Cruz replied, “Immigration is a topic on which I am both optimistic and pessimistic. I’m optimistic because there is a lot of bipartisan agreement on immigration outside of Washington. Outside of Washington, I think there is enormous bipartisan agreement that we have to get serious about securing the borders and about solving the problem of illegal immigration. You also have widespread bipartisan agreement outside of Washington that we need to improve and streamline legal immigration. I’m a son of a legal immigrant who came from Cuba with nothing 57 years ago and all of us, we share that together. We are all the children of those who risked everything for freedom. If Congress wanted to pass a common sense immigration bill, the way you would do that is to focus on areas of bipartisan agreement.
“The reason I am pessimistic is in my view, President Obama and the Senate Democrats do not in fact want to pass immigration. Their objective was to do exactly what has happened, which is to craft a bill that they could run through the Senate and they knew with absolute certainty it would crash and burn in the House because their objective I believe, is partisan politics. It’s a simple political goal rather than actually solving the problem.”

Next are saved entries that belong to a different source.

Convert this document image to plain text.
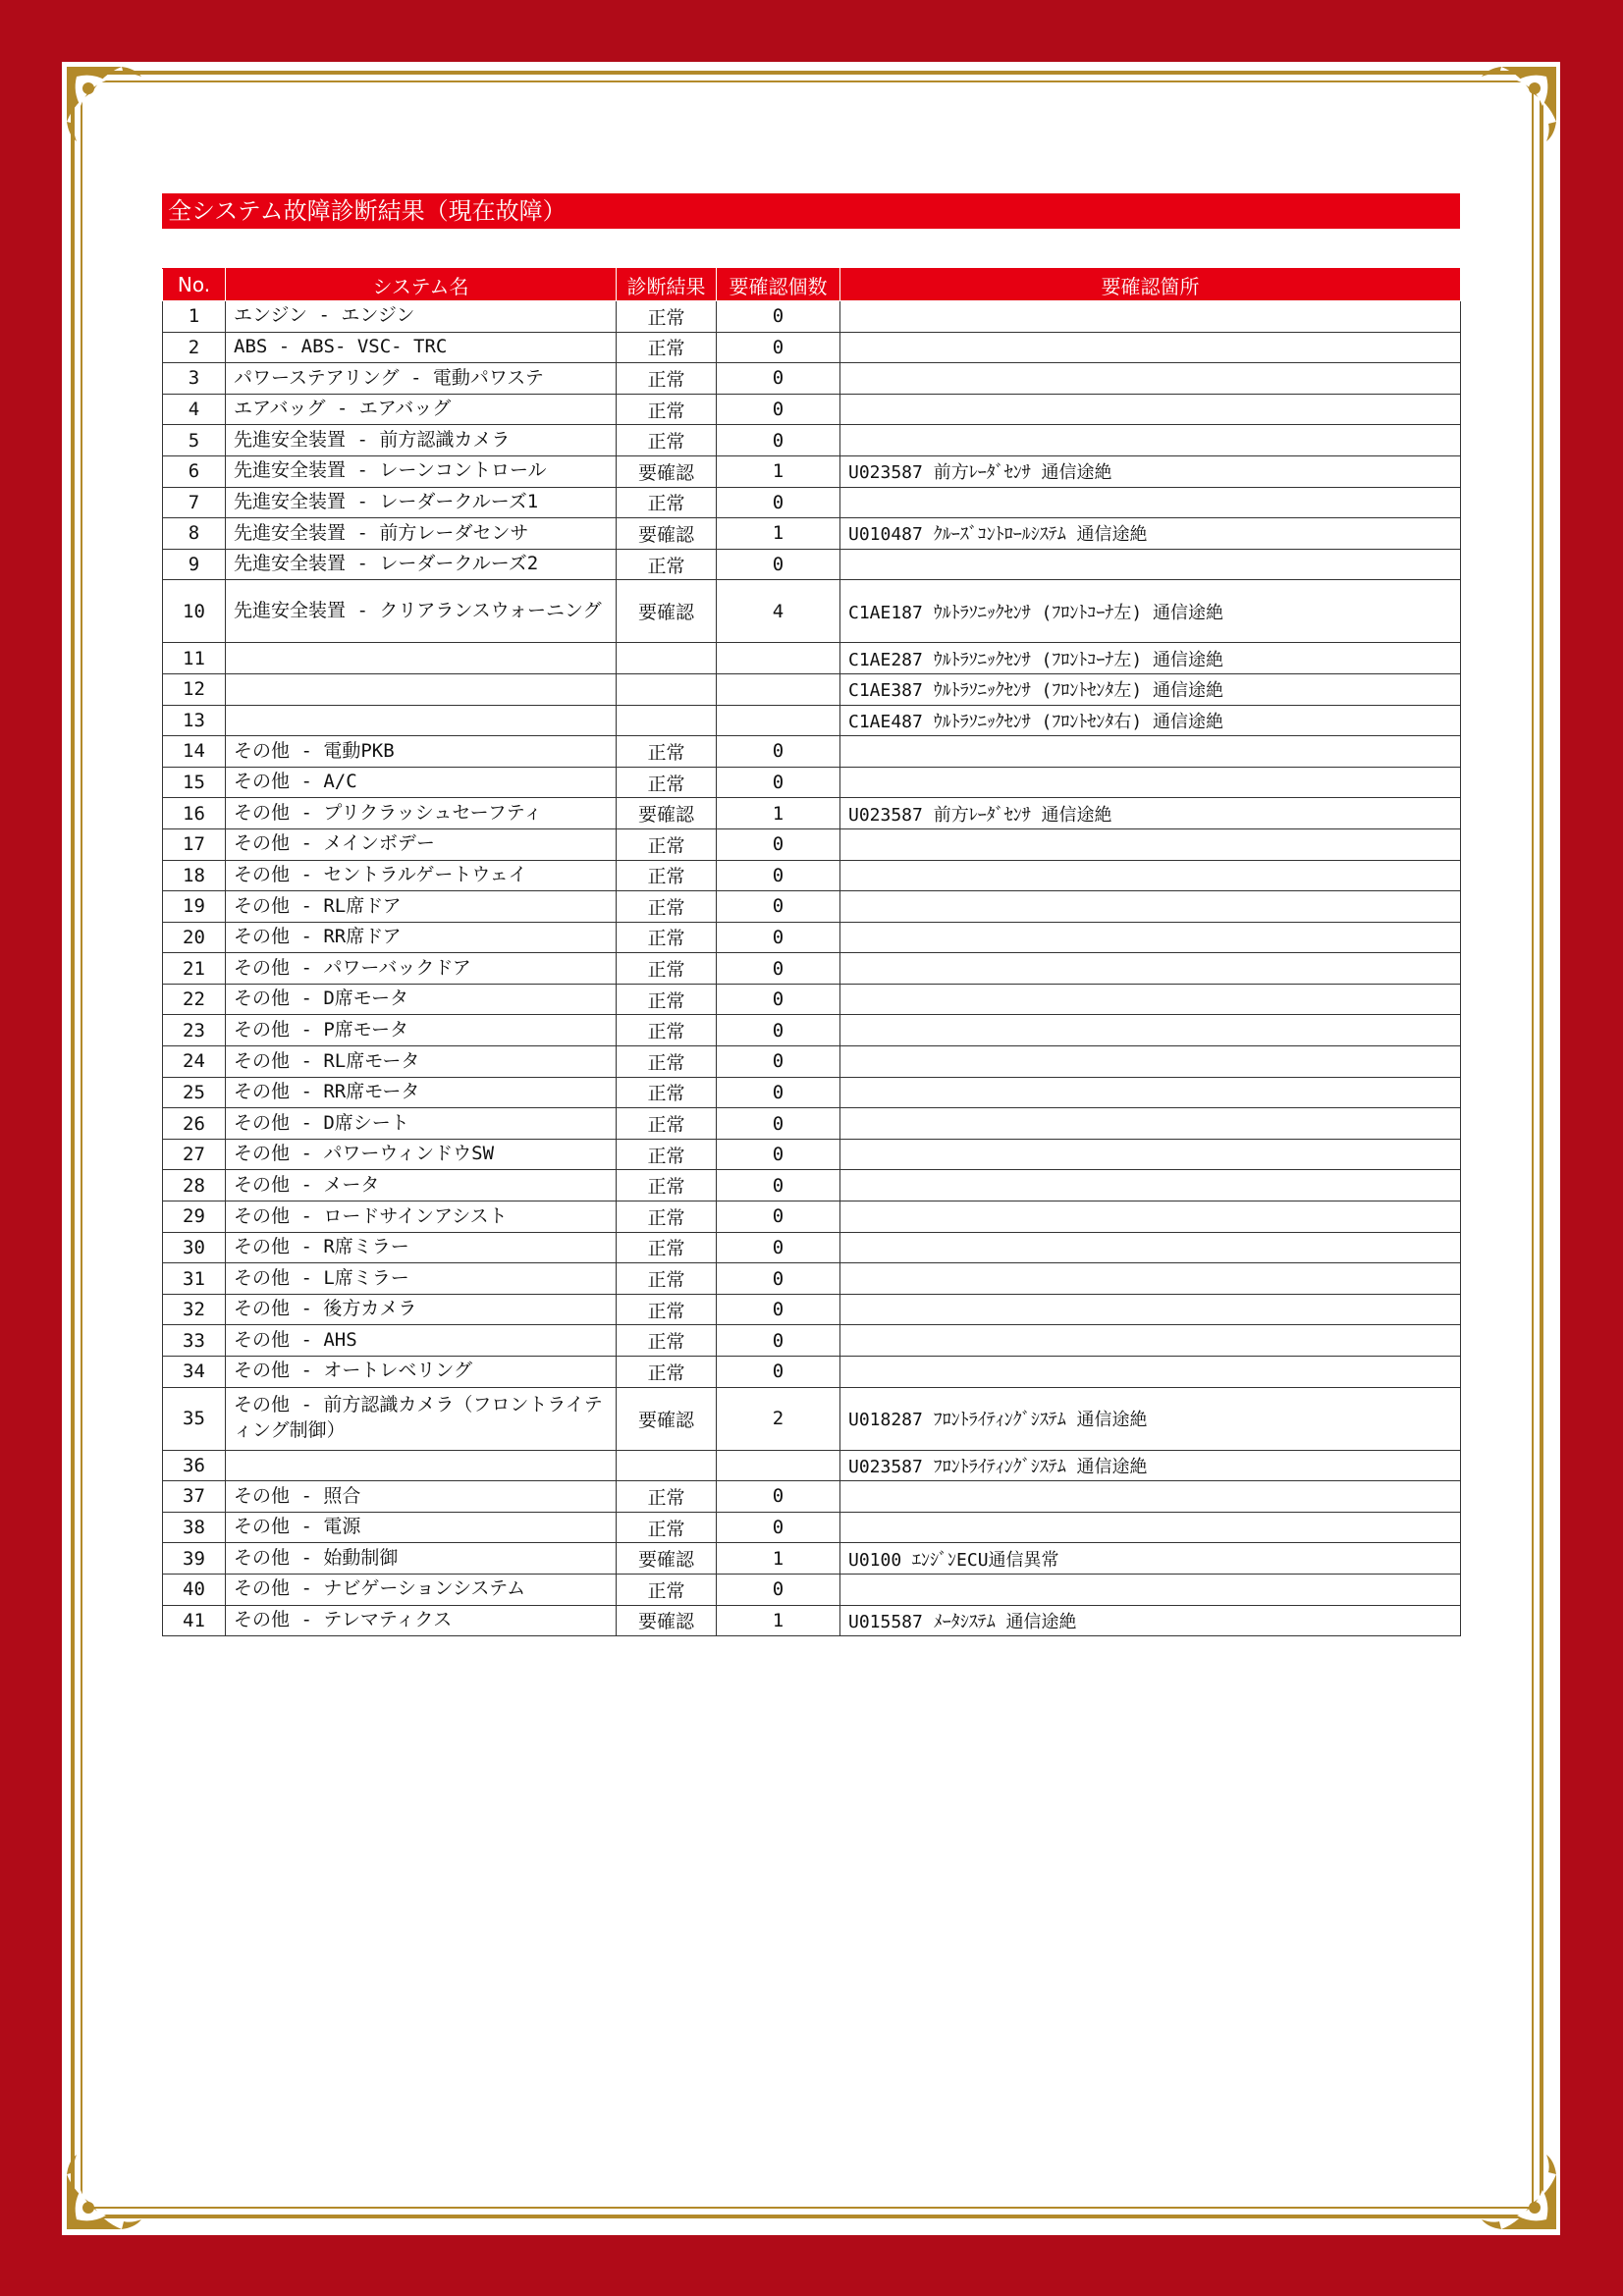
全システム故障診断結果（現在故障）
No.	システム名	診断結果	要確認個数	要確認箇所
1	エンジン - エンジン	正常	0	
2	ABS - ABS- VSC- TRC	正常	0	
3	パワーステアリング - 電動パワステ	正常	0	
4	エアバッグ - エアバッグ	正常	0	
5	先進安全装置 - 前方認識カメラ	正常	0	
6	先進安全装置 - レーンコントロール	要確認	1	U023587 前方ﾚｰﾀﾞｾﾝｻ 通信途絶
7	先進安全装置 - レーダークルーズ1	正常	0	
8	先進安全装置 - 前方レーダセンサ	要確認	1	U010487 ｸﾙｰｽﾞｺﾝﾄﾛｰﾙｼｽﾃﾑ 通信途絶
9	先進安全装置 - レーダークルーズ2	正常	0	
10	先進安全装置 - クリアランスウォーニング	要確認	4	C1AE187 ｳﾙﾄﾗｿﾆｯｸｾﾝｻ (ﾌﾛﾝﾄｺｰﾅ左) 通信途絶
11				C1AE287 ｳﾙﾄﾗｿﾆｯｸｾﾝｻ (ﾌﾛﾝﾄｺｰﾅ左) 通信途絶
12				C1AE387 ｳﾙﾄﾗｿﾆｯｸｾﾝｻ (ﾌﾛﾝﾄｾﾝﾀ左) 通信途絶
13				C1AE487 ｳﾙﾄﾗｿﾆｯｸｾﾝｻ (ﾌﾛﾝﾄｾﾝﾀ右) 通信途絶
14	その他 - 電動PKB	正常	0	
15	その他 - A/C	正常	0	
16	その他 - プリクラッシュセーフティ	要確認	1	U023587 前方ﾚｰﾀﾞｾﾝｻ 通信途絶
17	その他 - メインボデー	正常	0	
18	その他 - セントラルゲートウェイ	正常	0	
19	その他 - RL席ドア	正常	0	
20	その他 - RR席ドア	正常	0	
21	その他 - パワーバックドア	正常	0	
22	その他 - D席モータ	正常	0	
23	その他 - P席モータ	正常	0	
24	その他 - RL席モータ	正常	0	
25	その他 - RR席モータ	正常	0	
26	その他 - D席シート	正常	0	
27	その他 - パワーウィンドウSW	正常	0	
28	その他 - メータ	正常	0	
29	その他 - ロードサインアシスト	正常	0	
30	その他 - R席ミラー	正常	0	
31	その他 - L席ミラー	正常	0	
32	その他 - 後方カメラ	正常	0	
33	その他 - AHS	正常	0	
34	その他 - オートレベリング	正常	0	
35	その他 - 前方認識カメラ（フロントライティング制御）	要確認	2	U018287 ﾌﾛﾝﾄﾗｲﾃｨﾝｸﾞｼｽﾃﾑ 通信途絶
36				U023587 ﾌﾛﾝﾄﾗｲﾃｨﾝｸﾞｼｽﾃﾑ 通信途絶
37	その他 - 照合	正常	0	
38	その他 - 電源	正常	0	
39	その他 - 始動制御	要確認	1	U0100 ｴﾝｼﾞﾝECU通信異常
40	その他 - ナビゲーションシステム	正常	0	
41	その他 - テレマティクス	要確認	1	U015587 ﾒｰﾀｼｽﾃﾑ 通信途絶
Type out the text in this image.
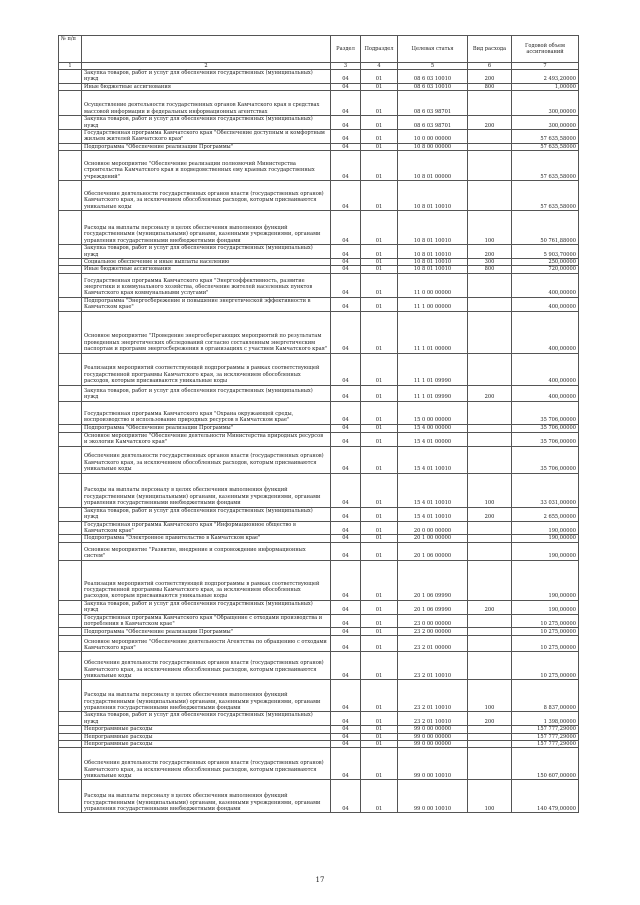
№ п/п		Раздел	Подраздел	Целевая статья	Вид расхода	Годовой объем ассигнований
1	2	3	4	5	6	7
	Закупка товаров, работ и услуг для обеспечения государственных (муниципальных) нужд	04	01	08 6 03 10010	200	2 493,20000
	Иные бюджетные ассигнования	04	01	08 6 03 10010	800	1,00000
	Осуществление деятельности государственных органов Камчатского края в средствах массовой информации и федеральных информационных агентствах	04	01	08 6 03 98701		300,00000
	Закупка товаров, работ и услуг для обеспечения государственных (муниципальных) нужд	04	01	08 6 03 98701	200	300,00000
	Государственная программа Камчатского края "Обеспечение доступным и комфортным жильем жителей Камчатского края"	04	01	10 0 00 00000		57 635,58000
	Подпрограмма "Обеспечение реализации Программы"	04	01	10 8 00 00000		57 635,58000
	Основное мероприятие "Обеспечение реализации полномочий Министерства строительства Камчатского края и подведомственных ему краевых государственных учреждений"	04	01	10 8 01 00000		57 635,58000
	Обеспечение деятельности государственных органов власти (государственных органов) Камчатского края, за исключением обособленных расходов, которым присваиваются уникальные коды	04	01	10 8 01 10010		57 635,58000
	Расходы на выплаты персоналу в целях обеспечения выполнения функций государственными (муниципальными) органами, казенными учреждениями, органами управления государственными внебюджетными фондами	04	01	10 8 01 10010	100	50 761,88000
	Закупка товаров, работ и услуг для обеспечения государственных (муниципальных) нужд	04	01	10 8 01 10010	200	5 903,70000
	Социальное обеспечение и иные выплаты населению	04	01	10 8 01 10010	300	250,00000
	Иные бюджетные ассигнования	04	01	10 8 01 10010	800	720,00000
	Государственная программа Камчатского края "Энергоэффективность, развитие энергетики и коммунального хозяйства, обеспечение жителей населенных пунктов Камчатского края коммунальными услугами"	04	01	11 0 00 00000		400,00000
	Подпрограмма "Энергосбережение и повышение энергетической эффективности в Камчатском крае"	04	01	11 1 00 00000		400,00000
	Основное мероприятие "Проведение энергосберегающих мероприятий по результатам проведенных энергетических обследований согласно составленным энергетическим паспортам и программ энергосбережения в организациях с участием Камчатского края"	04	01	11 1 01 00000		400,00000
	Реализация мероприятий соответствующей подпрограммы в рамках соответствующей государственной программы Камчатского края, за исключением обособленных расходов, которым присваиваются уникальные коды	04	01	11 1 01 09990		400,00000
	Закупка товаров, работ и услуг для обеспечения государственных (муниципальных) нужд	04	01	11 1 01 09990	200	400,00000
	Государственная программа Камчатского края "Охрана окружающей среды, воспроизводство и использование природных ресурсов в Камчатском крае"	04	01	15 0 00 00000		35 706,00000
	Подпрограмма "Обеспечение реализации Программы"	04	01	15 4 00 00000		35 706,00000
	Основное мероприятие "Обеспечение деятельности Министерства природных ресурсов и экологии Камчатского края"	04	01	15 4 01 00000		35 706,00000
	Обеспечение деятельности государственных органов власти (государственных органов) Камчатского края, за исключением обособленных расходов, которым присваиваются уникальные коды	04	01	15 4 01 10010		35 706,00000
	Расходы на выплаты персоналу в целях обеспечения выполнения функций государственными (муниципальными) органами, казенными учреждениями, органами управления государственными внебюджетными фондами	04	01	15 4 01 10010	100	33 031,00000
	Закупка товаров, работ и услуг для обеспечения государственных (муниципальных) нужд	04	01	15 4 01 10010	200	2 655,00000
	Государственная программа Камчатского края "Информационное общество в Камчатском крае"	04	01	20 0 00 00000		190,00000
	Подпрограмма "Электронное правительство в Камчатском крае"	04	01	20 1 00 00000		190,00000
	Основное мероприятие "Развитие, внедрение и сопровождение информационных систем"	04	01	20 1 06 00000		190,00000
	Реализация мероприятий соответствующей подпрограммы в рамках соответствующей государственной программы Камчатского края, за исключением обособленных расходов, которым присваиваются уникальные коды	04	01	20 1 06 09990		190,00000
	Закупка товаров, работ и услуг для обеспечения государственных (муниципальных) нужд	04	01	20 1 06 09990	200	190,00000
	Государственная программа Камчатского края "Обращение с отходами производства и потребления в Камчатском крае"	04	01	23 0 00 00000		10 275,00000
	Подпрограмма "Обеспечение реализации Программы"	04	01	23 2 00 00000		10 275,00000
	Основное мероприятие "Обеспечение деятельности Агентства по обращению с отходами Камчатского края"	04	01	23 2 01 00000		10 275,00000
	Обеспечение деятельности государственных органов власти (государственных органов) Камчатского края, за исключением обособленных расходов, которым присваиваются уникальные коды	04	01	23 2 01 10010		10 275,00000
	Расходы на выплаты персоналу в целях обеспечения выполнения функций государственными (муниципальными) органами, казенными учреждениями, органами управления государственными внебюджетными фондами	04	01	23 2 01 10010	100	8 837,00000
	Закупка товаров, работ и услуг для обеспечения государственных (муниципальных) нужд	04	01	23 2 01 10010	200	1 398,00000
	Непрограммные расходы	04	01	99 0 00 00000		157 777,29000
	Непрограммные расходы	04	01	99 0 00 00000		157 777,29000
	Непрограммные расходы	04	01	99 0 00 00000		157 777,29000
	Обеспечение деятельности государственных органов власти (государственных органов) Камчатского края, за исключением обособленных расходов, которым присваиваются уникальные коды	04	01	99 0 00 10010		150 607,00000
	Расходы на выплаты персоналу в целях обеспечения выполнения функций государственными (муниципальными) органами, казенными учреждениями, органами управления государственными внебюджетными фондами	04	01	99 0 00 10010	100	140 479,00000
17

Cruz went on to explaining what he had tried to do and propose on legal immigration which had not succeeded.
Next Bobby Cox discussed how Texas can make world class wines and all they need is a clean shot at the market. He said everything goes back to the three tier system. His solution is to repeal the 16th, 17th, and 18th amendments at one time because they were simply before the 19th amendment which is when women got to vote. He explained, “We excluded the smartest part of our population on making three critical decisions. That way you reform the Senate, you get rid of the IRS, and you wipe out the three tier system. And you don’t even argue the merit to the case, you just say, ‘The girls didn’t get to vote.'”
That got a big laugh from the round table attendees. Cruz came back with his own little social anecdote which also got a laugh.
Doug Lewis explained how he has five employees and he only uses all Texas grapes. He said he has a great product and a great market, he just does not have enough product (wine). Lack of skilled labor is huge in addition to knowledge among the industry. As an example, he said Washington State shared their education among each other and has made a big impact there.
Jim Evans said his concern is also a lack of skilled labor to manage vineyards. When you have a good vineyard and a lot of grapes, you can get existing wineries to expand and new wineries to start. Doing that also provides more money to the state. It is just a win-win situation for everybody.
Mark Hyman described how Texas wineries are winning Double Gold medals and Best of Class at prestigious competitions and the wines are getting better every year. He wanted to express that jobs are coming with the growth.
Cruz concluded the round table by saying, “I view my job as fighting for you guys, fighting for small businesses, fighting for job creation, and fighting for economic growth.”